A.N.- ALL RIGHTS BELONG TO JK ROWLING AND I OWN NOTHING EXCEPT MY MISTAKES.
August 20, 1998
Dear Diary,
I really thought I was better off without Ron. I didn't want to miss him anymore. I had reflected upon it. I didn't miss him as my boyfriend. I missed him more as a bestfriend. We usually just fought, him going to even as extreme as wanting me to choose between him and Harry during our search for Horcruxes. Yes, it was too much of him to say so and it had really infuriated me even though I had to keep myself calm as he had the effect of the locket on him. But that locket was bringing out his worst self and I had kept this thought aside afterwards thinking that it was just the locket. I didn't want to go to the extreme end of breaking any relationship with him over such a petty thing. I'm sure it must have impacted Harry a lot but if he could forgive him, so could I. That was exactly what I did. I had feelings for Ron and I couldn't just brush them off even though after that incident, the way I viewed him had slightly changed. I had decided to turn a blind eye towards that. Love really is blind after all. It teaches us to accept all the faults in the other and adopt the notion of "forgive and forget".
I had done it all. I had done everything in my power to keep him. I gave him space. I gave him all the time I could to heal him. I knew someday it was going to end like this. We were never the same. We never even thought in a similar way.

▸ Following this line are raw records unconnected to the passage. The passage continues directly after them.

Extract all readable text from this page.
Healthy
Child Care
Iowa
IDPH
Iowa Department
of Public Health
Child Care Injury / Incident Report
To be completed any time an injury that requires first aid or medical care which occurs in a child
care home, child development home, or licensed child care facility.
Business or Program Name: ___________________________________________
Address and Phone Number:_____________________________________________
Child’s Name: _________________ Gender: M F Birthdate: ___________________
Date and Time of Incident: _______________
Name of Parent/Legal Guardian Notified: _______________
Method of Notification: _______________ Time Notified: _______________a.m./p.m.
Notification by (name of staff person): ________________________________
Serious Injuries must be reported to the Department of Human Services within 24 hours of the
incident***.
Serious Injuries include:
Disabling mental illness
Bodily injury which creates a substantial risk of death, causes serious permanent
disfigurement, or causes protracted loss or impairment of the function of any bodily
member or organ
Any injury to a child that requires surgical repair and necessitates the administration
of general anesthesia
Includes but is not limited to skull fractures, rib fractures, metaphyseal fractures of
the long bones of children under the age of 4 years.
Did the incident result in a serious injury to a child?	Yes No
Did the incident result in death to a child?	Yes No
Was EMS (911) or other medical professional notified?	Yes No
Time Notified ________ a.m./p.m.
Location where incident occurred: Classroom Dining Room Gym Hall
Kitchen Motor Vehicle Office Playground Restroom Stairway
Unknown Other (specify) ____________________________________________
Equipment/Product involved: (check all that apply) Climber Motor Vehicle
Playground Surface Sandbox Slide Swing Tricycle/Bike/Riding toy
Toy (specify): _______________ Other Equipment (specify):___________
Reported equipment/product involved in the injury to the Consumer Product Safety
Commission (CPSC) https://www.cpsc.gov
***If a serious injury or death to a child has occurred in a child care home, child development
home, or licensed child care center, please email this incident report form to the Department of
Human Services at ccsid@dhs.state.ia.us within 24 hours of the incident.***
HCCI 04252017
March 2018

I realized that love wasn't for us. It just ruined us. I didn't know how he felt. I always just felt our relationship worsening everyday after it all started. Everyday I wished to go back to the time when neither of us had any feelings for each other. Maybe I should've expected less from him. Maybe I should've made him happier. Maybe I should have given him more time and space. But could I? More importantly, should I have? Why in the world, when I was the only one in my eyes who was the giver in our relationship! He always made me cry and feel that I did something wrong.
All in all, it was a toxic relationship. It was good it ended.
Now I miss him more each passing day. As a best friend. Atleast, as a friend. I don't even know how he is. Does he think about me? Does he miss me? Not as a girlfriend, atleast as an old friend? If he doesn't, did he ever even see me as a friend?
I don't know why these negative thoughts surround me so many times a day. I feel a tightening in my stomach and my heart sinks to the bottom whenever I feel like this. I wish everything was better. I wish I could turn the time and go back to a normal life.
I sometimes even wish I never was a witch. Maybe leading a normal life would've been much easier and better and happier. Even though I'm saying so, most of the days I feel I'm really grateful to be a witch. I don't know how it would have been for me if I weren't one.